September 30, 2022


(AFP) – Millions of crates of oranges are rotting in containers stranded in European ports as South Africa and the European Union lock horns in a row over import rules, citrus growers said.

South Africa, the world’s second largest exporter of fresh citrus after Spain, lodged a complaint with the World Trade Organization (WTO) last month after the EU introduced new plant safety and health requirements that orange growers say threaten their survival.

The measures came into effect in July as ships were already at sea carrying hundreds of containers full of South African fruit to Europe, causing them to be detained on arrival, the Citrus Growers Association of South Africa (CGA) says.

“It’s a complete and utter disaster,” CGA CEO Justin Chadwick told AFP by phone.

“Foods that are of fantastic quality and are safe are [just] it’s sitting there — and at a time when people are worried about food security.”

The EU rules aim to tackle the potential spread of an insect called the false moth, a pest native to sub-Saharan Africa that feeds on fruits such as oranges and grapefruit.

The new measures require South African farmers to apply extreme cold treatment to all oranges destined for Europe and to hold the fruit at temperatures of two degrees Celsius (35 degrees Fahrenheit) or lower for 25 days.

But the CGA says this measure is unnecessary as the country already has its own, more targeted way of preventing infection.
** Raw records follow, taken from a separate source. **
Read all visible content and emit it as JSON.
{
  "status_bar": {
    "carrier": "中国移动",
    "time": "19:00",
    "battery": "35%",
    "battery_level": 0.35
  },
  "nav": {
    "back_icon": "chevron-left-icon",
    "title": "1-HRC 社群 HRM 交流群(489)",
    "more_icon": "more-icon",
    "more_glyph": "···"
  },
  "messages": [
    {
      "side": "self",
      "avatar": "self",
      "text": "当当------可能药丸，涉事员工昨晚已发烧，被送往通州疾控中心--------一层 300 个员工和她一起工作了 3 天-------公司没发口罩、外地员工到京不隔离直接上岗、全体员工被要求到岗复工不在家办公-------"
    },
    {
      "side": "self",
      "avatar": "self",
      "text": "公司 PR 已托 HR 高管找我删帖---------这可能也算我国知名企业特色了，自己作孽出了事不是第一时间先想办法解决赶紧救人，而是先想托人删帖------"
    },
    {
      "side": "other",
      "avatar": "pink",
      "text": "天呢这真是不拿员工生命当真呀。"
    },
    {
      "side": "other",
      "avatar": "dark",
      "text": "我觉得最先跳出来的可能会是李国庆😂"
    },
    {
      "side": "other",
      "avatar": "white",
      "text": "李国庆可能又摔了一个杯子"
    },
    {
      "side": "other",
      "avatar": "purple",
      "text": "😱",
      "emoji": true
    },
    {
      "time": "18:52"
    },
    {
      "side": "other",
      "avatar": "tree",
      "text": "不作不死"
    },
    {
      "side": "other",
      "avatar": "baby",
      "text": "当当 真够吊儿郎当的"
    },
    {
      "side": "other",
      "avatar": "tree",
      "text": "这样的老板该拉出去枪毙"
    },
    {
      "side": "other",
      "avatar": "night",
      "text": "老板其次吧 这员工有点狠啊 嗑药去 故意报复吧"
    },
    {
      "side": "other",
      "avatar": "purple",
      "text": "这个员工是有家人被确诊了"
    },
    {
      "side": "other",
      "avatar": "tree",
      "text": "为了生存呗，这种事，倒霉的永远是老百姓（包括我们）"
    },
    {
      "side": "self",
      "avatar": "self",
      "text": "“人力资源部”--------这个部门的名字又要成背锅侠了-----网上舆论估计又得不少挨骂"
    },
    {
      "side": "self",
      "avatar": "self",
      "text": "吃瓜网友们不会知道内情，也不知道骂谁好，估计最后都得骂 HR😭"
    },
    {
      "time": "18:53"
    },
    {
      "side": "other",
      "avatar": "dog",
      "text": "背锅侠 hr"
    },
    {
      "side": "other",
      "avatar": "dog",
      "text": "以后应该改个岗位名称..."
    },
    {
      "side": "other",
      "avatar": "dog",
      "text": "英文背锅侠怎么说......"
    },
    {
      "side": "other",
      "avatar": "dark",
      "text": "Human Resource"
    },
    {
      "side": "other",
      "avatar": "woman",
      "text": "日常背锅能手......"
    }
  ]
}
In its complaint to the WTO, South Africa argued that the EU’s requirements are “not based on science”, are more restrictive than necessary and are “discriminatory”.

South African citrus growers say the requirement puts undue extra pressure on an already struggling industry.

“This will add a lot of cost … and right now, no grower in the world can afford that,” said Hannes de Waal, head of the nearly 100-year-old Sundays River Citrus farm.

De Waal, whose company has orange, clementine and lemon groves spanning 7,000 hectares (17,000 acres) near the southeast coast town of Gqeberha, said revenues were already being squeezed by high shipping and fertilizer costs.

Transport costs have soared since Covid-19 hit, as has the price of fertilizer due to the war in Ukraine – Russia is one of the world’s biggest producers.

‘Under pressure’

Europe is the largest market for South Africa’s $2 billion citrus industry, accounting for 37% of all exports, according to the CGA.

The new rules hit the peak of South Africa’s orange season, during the southern hemisphere winter, when export activities are in full swing.

That gave fruit growers very little time to adjust, Chadwick said.

About 3.2 million cartons of citrus worth about 605 million rand ($36 million) left the port with documents that would have been wrong on arrival.

The South African government was trying to issue new documents for shipments that met the new criteria, but hundreds of containers could be earmarked for destruction, Chadwick said.

South Africa already has an effective anti-moth system, says the CGA.

“Our system includes cold treatment, but it is targeted at risk, whereas the EU measure is a blanket measure that covers all oranges,” Chadwick said.

“The higher the risk, the more extreme the response to the cold,” he said of South Africa’s measures.

The dispute is now with the WTO. The parties have 60 days to negotiate a solution. Otherwise, the complainant may request that the matter be decided by a committee of experts.

The EU said it was confident of the “compatibility” of its measures with the WTO.

“The objective of the EU plant safety and health criteria is to protect the territory of the Union from the possible significant impacts on agriculture and the environment if this pest becomes established in the Union,” an EU Commission spokesman said in a statement.

Chadwick hopes “sense” will prevail and a quick fix can be found.

“Our industry is under pressure. It’s basically a survival time,” he said.